A police station was opened on 18 December 2006.

2010 saw the opening of the Harpers Field complex, adjacent to One Tree Hill Road & Crouch Road. The Harpers Field clubrooms and community centre's $14 million re-development was completed in June 2024 and is currently home to the Golden Grove Football Club and Golden Grove Cricket Club

The 288ha Cobbler Creek Recreation Park is accessible from nearby Gulfview Heights.

== Transport ==
There is a bus interchange at the Golden Grove Village, which is operated by Adelaide Metro. On 10 November 2020, a total of $33 million was funded by the South Australian state government to provide for a new Adelaide Metro Park & Ride facility in Golden Grove.
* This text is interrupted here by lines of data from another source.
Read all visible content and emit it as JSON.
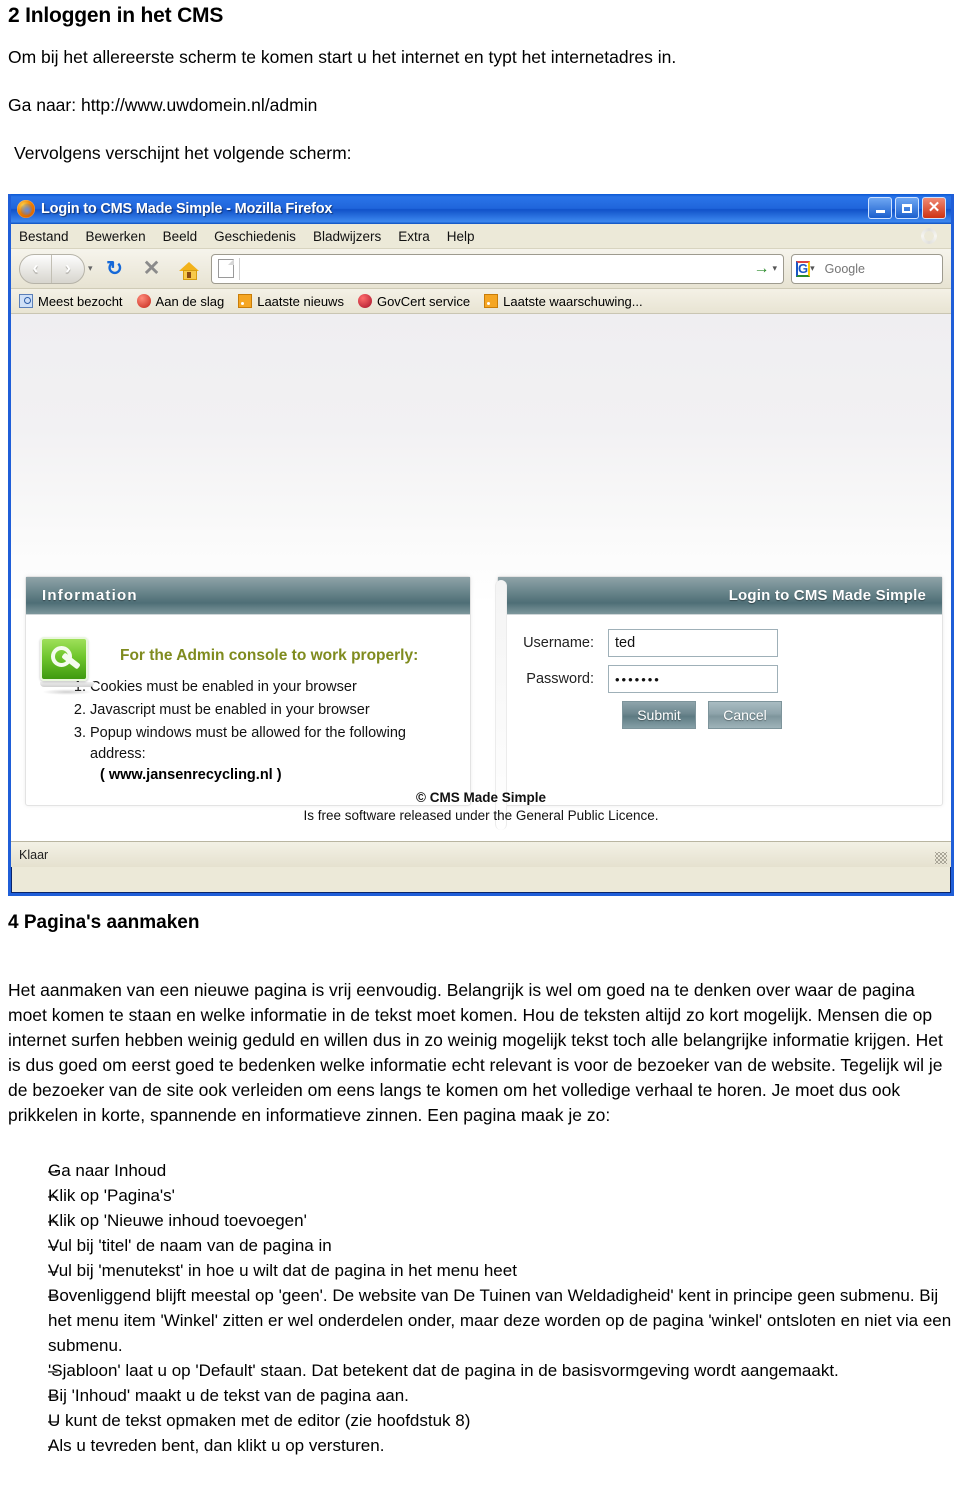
{
  "document": {
    "heading1": "2 Inloggen in het CMS",
    "intro_line_1": "Om bij het allereerste scherm te komen start u het internet en typt het internetadres in.",
    "intro_line_2": "Ga naar: http://www.uwdomein.nl/admin",
    "intro_line_3": "Vervolgens verschijnt het volgende scherm:",
    "heading2": "4 Pagina's aanmaken",
    "body_paragraph": "Het aanmaken van een nieuwe pagina is vrij eenvoudig. Belangrijk is wel om goed na te denken over waar de pagina moet komen te staan en welke informatie in de tekst moet komen. Hou de teksten altijd zo kort mogelijk. Mensen die op internet surfen hebben weinig geduld en willen dus in zo weinig mogelijk tekst toch alle belangrijke informatie krijgen. Het is dus goed om eerst goed te bedenken welke informatie echt relevant is voor de bezoeker van de website. Tegelijk wil je de bezoeker van de site ook verleiden om eens langs te komen om het volledige verhaal te horen. Je moet dus ook prikkelen in korte, spannende en informatieve zinnen. Een pagina maak je zo:",
    "bullet_marker": "–",
    "bullets": [
      "Ga naar Inhoud",
      "Klik op 'Pagina's'",
      "Klik op 'Nieuwe inhoud toevoegen'",
      "Vul bij 'titel' de naam van de pagina in",
      "Vul bij 'menutekst' in hoe u wilt dat de pagina in het menu heet",
      "Bovenliggend blijft meestal op 'geen'. De website van De Tuinen van Weldadigheid' kent in principe geen submenu. Bij het menu item 'Winkel' zitten er wel onderdelen onder, maar deze worden op de pagina 'winkel' ontsloten en niet via een submenu.",
      "'Sjabloon' laat u op 'Default' staan. Dat betekent dat de pagina in de basisvormgeving wordt aangemaakt.",
      "Bij 'Inhoud' maakt u de tekst van de pagina aan.",
      "U kunt de tekst opmaken met de editor (zie hoofdstuk 8)",
      "Als u tevreden bent, dan klikt u op versturen."
    ]
  },
  "browser": {
    "title": "Login to CMS Made Simple - Mozilla Firefox",
    "window_buttons": {
      "minimize": "_",
      "maximize": "□",
      "close": "✕"
    },
    "menu": [
      "Bestand",
      "Bewerken",
      "Beeld",
      "Geschiedenis",
      "Bladwijzers",
      "Extra",
      "Help"
    ],
    "toolbar": {
      "back": "‹",
      "forward": "›",
      "history_caret": "▾",
      "reload": "↻",
      "stop": "✕",
      "home": "home-icon",
      "url_value": "",
      "url_placeholder": "",
      "go": "→",
      "go_caret": "▾",
      "search_engine": "G",
      "search_caret": "▾",
      "search_placeholder": "Google"
    },
    "bookmarks": [
      {
        "label": "Meest bezocht",
        "icon": "most-visited-icon"
      },
      {
        "label": "Aan de slag",
        "icon": "get-started-icon"
      },
      {
        "label": "Laatste nieuws",
        "icon": "rss-icon"
      },
      {
        "label": "GovCert service",
        "icon": "govcert-icon"
      },
      {
        "label": "Laatste waarschuwing...",
        "icon": "rss-icon"
      }
    ],
    "status": "Klaar"
  },
  "cms": {
    "info_panel": {
      "header": "Information",
      "icon": "wrench-screen-icon",
      "title": "For the Admin console to work properly:",
      "requirements": [
        "Cookies must be enabled in your browser",
        "Javascript must be enabled in your browser",
        "Popup windows must be allowed for the following address:"
      ],
      "address": "( www.jansenrecycling.nl )"
    },
    "login_panel": {
      "header": "Login to CMS Made Simple",
      "username_label": "Username:",
      "username_value": "ted",
      "password_label": "Password:",
      "password_value": "•••••••",
      "submit_label": "Submit",
      "cancel_label": "Cancel"
    },
    "footer_line_1": "© CMS Made Simple",
    "footer_line_2": "Is free software released under the General Public Licence."
  },
  "colors": {
    "titlebar_blue": "#1f65db",
    "window_border": "#1f5ed8",
    "panel_header": "#4e6e76",
    "info_title_olive": "#7f8b1e",
    "chrome_beige": "#ece9d8"
  }
}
The facility provides for bus stop 62A The Grove Way, a connecting stop to and from the Adelaide O'Bahn bus corridor. The project has been completed as part of the PTP Allowance and the Department for Infrastructure & Transport. The Park 'n' Ride was set to account for the large patronage the area sees of bus commuters toward the Adelaide CBD and surrounding suburbs. Construction began in April 2021. The project saw new Adelaide Metro signage erected and the final phases of completion throughout February and March 2022. It was officially opened on 7 March 2022. Proposals exist to extend the O-Bahn to Golden Grove, but the route it might take from Tea Tree Plaza Interchange is unknown.